Considering the Third Circuit’s private and public interests framework for analyzing motions to transfer, Judge Andrews stated: “[Plaintiff’s forum preference] supports the plaintiffs’ position that the case should not be transferred. [Defendant’s forum preference] supports the defendant’s request to transfer the case. The other interests do not add much to the balancing, as they are either inapplicable to this case, possibly applicable but not well-developed in the record, or applicable but pretty evenly-balanced as to which side they support.” Id. at 3-4. Judge Andrews’ opinion expressly considers and weighs each factor, explaining why each does or does not add to the balance. Of particular importance, he notes, “[p]laintiffs have chosen Delaware as a forum. That choice weighs strongly in the plaintiffs’ favor, although not as strongly as it would if the plaintiffs had their principal places of business (or, indeed, any place of business) in Delaware.” Id. at 4. By contrast, the defendant’s “lack of a substantial connection to the Eastern District is taken into account in the balancing of the other factors, and, in particular, by not according Geotag’s preference for the Eastern District the same weight as it might otherwise deserve.” Id. at 12.
Judge Andrews also addressed the Federal Circuit’s recent decision in In re Link_A_Media Devices Corp., 662 F.3d 1221, 1224 (Fed. Cir. 2011). In considering the convenience of witnesses, books, and records, Judges Andrews stated: “While there is a paragraph in In re Link_A_Media Devices Corp., about ‘the convenience of the witnesses and the location of the books and records,’ I do not understand the Federal Circuit to have altered the Third Circuit’s focus on the issue being not so much where the witnesses and evidence are, but whether they can be produced in court.” Id. at 6 n.2. Furthermore, he noted that the Geotag case was different from the Link_A_Media case in that there was a stronger connection to Delaware and a weaker connection to the transferee venue. “I have considered In re Link_A_Media Devices, but I do not think it is particularly helpful in assessing the transfer request in this case, as its facts were very different.
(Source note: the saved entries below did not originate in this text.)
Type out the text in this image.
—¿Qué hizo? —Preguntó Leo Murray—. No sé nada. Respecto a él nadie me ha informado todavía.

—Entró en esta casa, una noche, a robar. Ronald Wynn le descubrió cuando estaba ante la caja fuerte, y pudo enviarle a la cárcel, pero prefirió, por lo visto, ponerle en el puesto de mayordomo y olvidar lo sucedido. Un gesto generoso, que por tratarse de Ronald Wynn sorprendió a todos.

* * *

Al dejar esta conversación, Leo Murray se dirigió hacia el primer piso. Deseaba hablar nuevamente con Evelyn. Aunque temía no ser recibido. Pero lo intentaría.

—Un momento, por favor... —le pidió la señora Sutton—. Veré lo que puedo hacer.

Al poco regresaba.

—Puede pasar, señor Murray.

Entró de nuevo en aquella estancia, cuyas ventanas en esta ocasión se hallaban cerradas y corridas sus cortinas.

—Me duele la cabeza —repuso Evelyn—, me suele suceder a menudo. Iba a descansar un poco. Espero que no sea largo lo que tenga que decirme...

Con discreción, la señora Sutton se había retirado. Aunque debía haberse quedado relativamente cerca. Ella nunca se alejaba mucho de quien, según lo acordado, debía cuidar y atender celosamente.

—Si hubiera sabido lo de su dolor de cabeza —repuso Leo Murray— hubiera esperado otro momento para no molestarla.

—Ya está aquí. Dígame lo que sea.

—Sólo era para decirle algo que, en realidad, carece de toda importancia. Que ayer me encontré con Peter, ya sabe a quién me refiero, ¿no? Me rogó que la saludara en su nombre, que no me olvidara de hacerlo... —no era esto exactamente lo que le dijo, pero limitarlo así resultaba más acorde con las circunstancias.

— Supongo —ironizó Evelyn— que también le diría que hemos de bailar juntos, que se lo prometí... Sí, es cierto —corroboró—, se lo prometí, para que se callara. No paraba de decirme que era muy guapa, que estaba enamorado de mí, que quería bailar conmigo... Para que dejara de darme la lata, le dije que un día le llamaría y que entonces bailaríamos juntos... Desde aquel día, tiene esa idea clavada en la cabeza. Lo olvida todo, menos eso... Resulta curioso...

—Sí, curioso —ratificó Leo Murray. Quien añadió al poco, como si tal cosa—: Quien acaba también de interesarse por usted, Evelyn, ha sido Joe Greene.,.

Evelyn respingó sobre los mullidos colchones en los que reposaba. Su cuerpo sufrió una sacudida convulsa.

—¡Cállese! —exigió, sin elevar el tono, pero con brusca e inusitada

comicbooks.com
I would characterize that case generally as standing for the proposition that when the parties, all the witnesses, and all the evidence are in one distant jurisdiction, and the only connection to Delaware is that it is the state of incorporation of the defendant, and there is no other reason for the suit to be in Delaware, the suit must be transferred, upon timely request, to the distant jurisdiction. While in the present case there is a marginally greater connection to Delaware, as one of the plaintiffs is also a Delaware corporation, of much greater significance is that with the exception of Geotag’s CEO, the witnesses have no connection to the proposed transferee district, and most of the evidence is not going to be there either.” Id. at 12-13.